Cette fois, l’ère Lucas est bel et bien révolue. Les nouveaux patrons du Crédit Mutuel ne veulent plus continuer à jeter de l’argent dans le tonneau des Danaïdes que représentent les quotidiens regroupés au sein d’EBRA. Ils ont donné pour mission à Philippe Carli d’équilibrer les comptes de chaque journal d’ici trois ans. Lequel s’est engagé à ne pas vendre un seul titre d’ici cette échéance.

 

Dès lors, Le Progrès, qui est depuis longtemps abonné aux déficits chroniques, ne devrait donc pas changer de propriétaire. La Montagne que l’on disait intéressée par son rachat devra patienter.
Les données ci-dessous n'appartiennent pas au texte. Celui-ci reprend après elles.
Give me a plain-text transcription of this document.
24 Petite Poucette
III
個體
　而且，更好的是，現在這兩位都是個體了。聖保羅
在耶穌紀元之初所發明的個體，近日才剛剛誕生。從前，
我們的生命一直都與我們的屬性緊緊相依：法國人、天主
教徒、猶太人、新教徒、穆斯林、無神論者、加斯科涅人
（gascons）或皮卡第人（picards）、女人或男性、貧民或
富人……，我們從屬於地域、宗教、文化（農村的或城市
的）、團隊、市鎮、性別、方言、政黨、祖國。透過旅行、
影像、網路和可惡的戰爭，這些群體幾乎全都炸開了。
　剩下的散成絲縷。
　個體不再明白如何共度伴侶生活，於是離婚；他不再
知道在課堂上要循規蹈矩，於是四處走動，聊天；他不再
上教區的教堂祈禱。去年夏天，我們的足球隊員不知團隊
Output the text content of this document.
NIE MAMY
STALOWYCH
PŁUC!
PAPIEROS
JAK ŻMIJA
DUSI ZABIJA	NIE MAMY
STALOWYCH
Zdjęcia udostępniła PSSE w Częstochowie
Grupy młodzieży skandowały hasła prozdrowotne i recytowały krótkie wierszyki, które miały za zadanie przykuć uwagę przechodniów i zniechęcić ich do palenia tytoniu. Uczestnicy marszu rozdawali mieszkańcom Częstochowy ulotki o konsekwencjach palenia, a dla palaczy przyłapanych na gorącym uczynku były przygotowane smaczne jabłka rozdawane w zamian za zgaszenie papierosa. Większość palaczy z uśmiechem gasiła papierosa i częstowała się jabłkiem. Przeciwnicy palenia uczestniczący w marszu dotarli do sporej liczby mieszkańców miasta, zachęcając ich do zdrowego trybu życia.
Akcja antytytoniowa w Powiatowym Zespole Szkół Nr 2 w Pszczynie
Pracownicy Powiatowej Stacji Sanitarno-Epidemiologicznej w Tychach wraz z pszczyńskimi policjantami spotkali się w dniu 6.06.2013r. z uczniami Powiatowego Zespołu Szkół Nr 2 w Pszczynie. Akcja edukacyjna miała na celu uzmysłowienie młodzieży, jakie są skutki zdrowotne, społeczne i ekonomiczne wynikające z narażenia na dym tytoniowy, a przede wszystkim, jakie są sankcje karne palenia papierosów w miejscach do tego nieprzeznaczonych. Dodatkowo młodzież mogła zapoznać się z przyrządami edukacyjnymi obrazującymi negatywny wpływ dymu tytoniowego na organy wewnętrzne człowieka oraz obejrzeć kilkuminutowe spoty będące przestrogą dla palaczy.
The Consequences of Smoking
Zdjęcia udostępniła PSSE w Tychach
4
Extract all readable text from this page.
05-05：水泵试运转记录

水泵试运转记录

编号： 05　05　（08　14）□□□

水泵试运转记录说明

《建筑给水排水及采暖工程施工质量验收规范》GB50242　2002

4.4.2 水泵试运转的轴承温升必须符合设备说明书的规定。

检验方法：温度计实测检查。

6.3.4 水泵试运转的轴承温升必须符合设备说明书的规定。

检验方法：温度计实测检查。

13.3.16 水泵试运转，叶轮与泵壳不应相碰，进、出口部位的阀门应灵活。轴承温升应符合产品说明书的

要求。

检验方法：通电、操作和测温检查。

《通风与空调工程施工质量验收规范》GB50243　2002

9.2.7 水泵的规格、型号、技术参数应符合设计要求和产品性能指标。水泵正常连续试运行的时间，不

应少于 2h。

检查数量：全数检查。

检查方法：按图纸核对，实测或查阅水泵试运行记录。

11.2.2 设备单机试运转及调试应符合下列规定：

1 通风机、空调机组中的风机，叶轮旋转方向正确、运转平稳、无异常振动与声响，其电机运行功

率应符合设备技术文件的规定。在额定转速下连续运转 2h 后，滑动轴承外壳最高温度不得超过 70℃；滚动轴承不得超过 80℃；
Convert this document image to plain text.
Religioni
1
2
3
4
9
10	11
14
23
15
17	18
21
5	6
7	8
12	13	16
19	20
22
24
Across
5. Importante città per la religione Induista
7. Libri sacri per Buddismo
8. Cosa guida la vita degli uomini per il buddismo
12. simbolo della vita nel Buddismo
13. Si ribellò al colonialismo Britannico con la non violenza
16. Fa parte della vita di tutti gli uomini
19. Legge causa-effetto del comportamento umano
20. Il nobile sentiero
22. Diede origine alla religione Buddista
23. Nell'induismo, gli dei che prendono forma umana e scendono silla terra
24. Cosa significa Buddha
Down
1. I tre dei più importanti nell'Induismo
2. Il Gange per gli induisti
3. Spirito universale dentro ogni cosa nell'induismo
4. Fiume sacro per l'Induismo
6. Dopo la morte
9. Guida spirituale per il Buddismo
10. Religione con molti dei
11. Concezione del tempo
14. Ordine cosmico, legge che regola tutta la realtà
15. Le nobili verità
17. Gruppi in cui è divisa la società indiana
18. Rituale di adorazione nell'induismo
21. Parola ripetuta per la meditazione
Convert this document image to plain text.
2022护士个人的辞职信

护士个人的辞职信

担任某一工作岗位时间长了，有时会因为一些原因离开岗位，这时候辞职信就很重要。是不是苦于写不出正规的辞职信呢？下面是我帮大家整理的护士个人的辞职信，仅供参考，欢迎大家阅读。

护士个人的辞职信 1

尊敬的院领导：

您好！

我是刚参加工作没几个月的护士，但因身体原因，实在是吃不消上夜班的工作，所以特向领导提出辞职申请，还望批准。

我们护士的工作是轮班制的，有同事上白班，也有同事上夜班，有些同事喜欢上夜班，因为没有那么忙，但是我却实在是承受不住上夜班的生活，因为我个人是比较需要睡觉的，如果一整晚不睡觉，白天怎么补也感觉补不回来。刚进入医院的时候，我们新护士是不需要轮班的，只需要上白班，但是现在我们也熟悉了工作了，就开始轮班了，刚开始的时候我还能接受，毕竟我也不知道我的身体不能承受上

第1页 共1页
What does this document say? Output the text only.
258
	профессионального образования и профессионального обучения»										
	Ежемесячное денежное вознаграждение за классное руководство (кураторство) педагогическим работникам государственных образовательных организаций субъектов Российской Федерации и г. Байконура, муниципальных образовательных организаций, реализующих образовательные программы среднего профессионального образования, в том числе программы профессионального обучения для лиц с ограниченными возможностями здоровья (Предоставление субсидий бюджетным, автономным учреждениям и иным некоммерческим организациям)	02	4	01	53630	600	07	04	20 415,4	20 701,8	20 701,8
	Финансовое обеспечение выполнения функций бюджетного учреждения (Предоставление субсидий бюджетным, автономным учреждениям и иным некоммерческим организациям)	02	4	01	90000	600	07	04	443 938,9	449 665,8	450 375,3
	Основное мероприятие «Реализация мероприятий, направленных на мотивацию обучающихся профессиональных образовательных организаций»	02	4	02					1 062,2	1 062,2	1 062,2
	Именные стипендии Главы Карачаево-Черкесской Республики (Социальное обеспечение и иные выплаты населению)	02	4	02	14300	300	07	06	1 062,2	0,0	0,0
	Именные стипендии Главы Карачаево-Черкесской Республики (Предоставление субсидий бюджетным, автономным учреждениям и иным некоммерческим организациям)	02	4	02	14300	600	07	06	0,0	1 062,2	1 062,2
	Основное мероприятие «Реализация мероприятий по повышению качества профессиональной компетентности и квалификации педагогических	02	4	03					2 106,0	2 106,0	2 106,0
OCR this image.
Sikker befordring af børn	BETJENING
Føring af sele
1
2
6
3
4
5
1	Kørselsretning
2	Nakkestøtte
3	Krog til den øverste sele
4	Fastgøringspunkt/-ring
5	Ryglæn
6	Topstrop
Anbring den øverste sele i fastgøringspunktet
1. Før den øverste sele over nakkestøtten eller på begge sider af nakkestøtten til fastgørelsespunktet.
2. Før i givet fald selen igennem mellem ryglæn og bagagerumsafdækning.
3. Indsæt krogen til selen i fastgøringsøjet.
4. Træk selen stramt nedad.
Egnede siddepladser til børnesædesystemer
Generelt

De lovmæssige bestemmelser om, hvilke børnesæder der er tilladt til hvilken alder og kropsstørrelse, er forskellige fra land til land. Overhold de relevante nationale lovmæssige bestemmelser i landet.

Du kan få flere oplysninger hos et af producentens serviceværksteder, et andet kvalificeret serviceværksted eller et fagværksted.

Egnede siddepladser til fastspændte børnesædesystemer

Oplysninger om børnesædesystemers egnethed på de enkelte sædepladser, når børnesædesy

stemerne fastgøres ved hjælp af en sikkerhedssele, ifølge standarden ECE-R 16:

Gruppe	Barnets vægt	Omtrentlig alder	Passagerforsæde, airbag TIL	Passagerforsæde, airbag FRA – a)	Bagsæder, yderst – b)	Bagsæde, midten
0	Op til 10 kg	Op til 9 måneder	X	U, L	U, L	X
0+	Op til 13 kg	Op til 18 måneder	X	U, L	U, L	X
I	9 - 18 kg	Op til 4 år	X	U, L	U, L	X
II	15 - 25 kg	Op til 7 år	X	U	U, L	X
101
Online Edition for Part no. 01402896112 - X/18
Dommage pour les journalistes proches de l’âge de la retraite ; ils voient s’éloigner l’espoir de faire jouer la clause de cession qui pourrait leur offrir une jolie prime non imposable en guise de poignée de main.

 

Rien ne dit toutefois que des départs ne vont pas intervenir. Venu en visite de repérage à Lyon il y a deux semaines, Philippe Carli n’a pas caché que le retour à l’équilibre passera obligatoirement par des coupes sombres au sein de la rédaction. Comme nous l’écrivions la semaine dernière, on se dirige probablement vers un plan social qui pourrait concerner une cinquantaine de journalistes (sur les 260 que compte actuellement la rédaction).

 

Pour Carli, l’avenir des quotidiens régionaux passe obligatoirement par le numérique. Sans abandonner totalement le papier, il est persuadé que la presse doit évoluer en profondeur. Du coup, il lui faudra s’appuyer beaucoup moins sur les plus anciens journalistes qui ont fait toute leur carrière dans la presse papier. Comme en politique, on devrait voir débarquer une nouvelle génération formée aux plus récentes techniques de communication digitale.



Tags : le Progrès |

Commentaires 3

Déposé le 03/07/2017 à 13h06  
Par sakura Citer

Pour info, être ancien ne veut nullement dire être incapable de se mettra a l ère informatique et de pouvoir garder son travail.

Déposé le 03/07/2017 à 09h46  
Par gégène Citer

Quand je vois que mon vendeur de journaux n'a plus de de Progrès à 11h 00 du matin. En Juillet et en Août au lieu de 250 Progrès, il en a 80. Les clients sont mécontents. Manque à gagner pour mon distributeur 100 à 130 Progrès par jour. Il a beau en réclamer un nombre supérieur, il a toujours ses 80 progrès.La cause: on privilégie Le P rogrès dans les lieux de vacances ou soit disant , ily a plus de vente !!!!! Tout les lyonnais ne partent pas en vacances, malheureusement. Ne nous étonnons pas chez mon distributeur il perd 100 Progrès x 60 jours soit 6000 jornaux non vendus chez un seul distributeur: chercher l'erreur!!!!!

Déposé le 03/07/2017 à 08h21  
Par Lyonnais. Citer

...et au passage faire moins cher pour les abonnements numériques, le journal y gagnerait en nombre d'abonnés et le lecteur ne se sentirait pas le "gogo" du journal.
La baballe est dans Ton camp, directeur !!